Erdoğan’ın asıl işi politikaydı. MSP kapatıldı. Erbakan yasaklıydı. Erdoğan yasaklı değildi. 19 Temmuz 1983’de Refah Partisi kuruldu. Erdoğan 1984’de Beyoğlu İlçe Başkanı oldu. Bir yıl sonra MKYK üyesi seçildi. 1985’te partinin İst. İl Başkanlığına getirildi. 25 Mart 1984’de %4.8 oy alsalar da Erbakan ve Erdoğan yılmadı. Siyaseti sevap kazanmak için yaptıklarına inanıyorlardı.
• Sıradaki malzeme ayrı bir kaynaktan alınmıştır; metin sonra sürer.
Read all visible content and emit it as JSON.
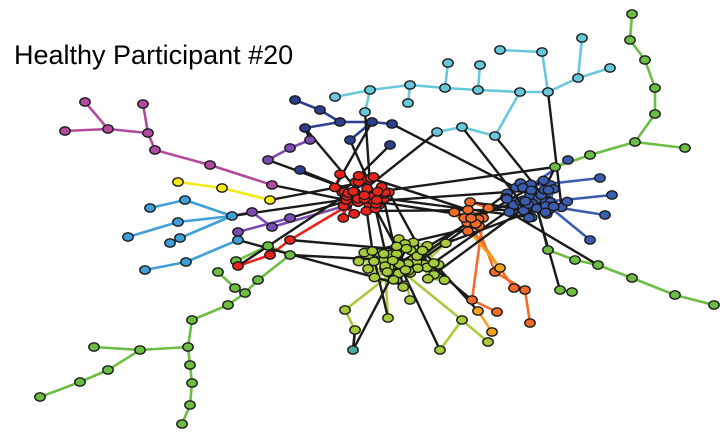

Erdoğan İl başkanı olarak Milli Gazete’de Erbakan ile Afganistan’da Sovyetlere karşı savaşan Hizb-i İslam lideri Gulbeddin Hikmetyarı buluşturdu. Daha sonra RP’li Mustafa Atalay’ın evindeki koltukta 36 yaşındaki Hikmetyar oturuyordu. Dizinin dibinde 31 yaşındaki Erdoğan vardı. Hikmetyar, Tv izlemenin, müzik dinlemenin, sinemaya gidilmesinin haram olduğunu söyleyen bir siyasi figürdü. Üniversitede okurken yüzü açık kızların yüzlerine kezzap atmakla ünlenen ve arkadaşları tarafından acımasızlığı ile tanınıyordu. (Z.Ö.: Türkiye ortaçağ karanlığına sürükleniyor diyorlar. İşte Türkiye’yi bu kültürle yetişmiş insanlar yönetiyorsa.)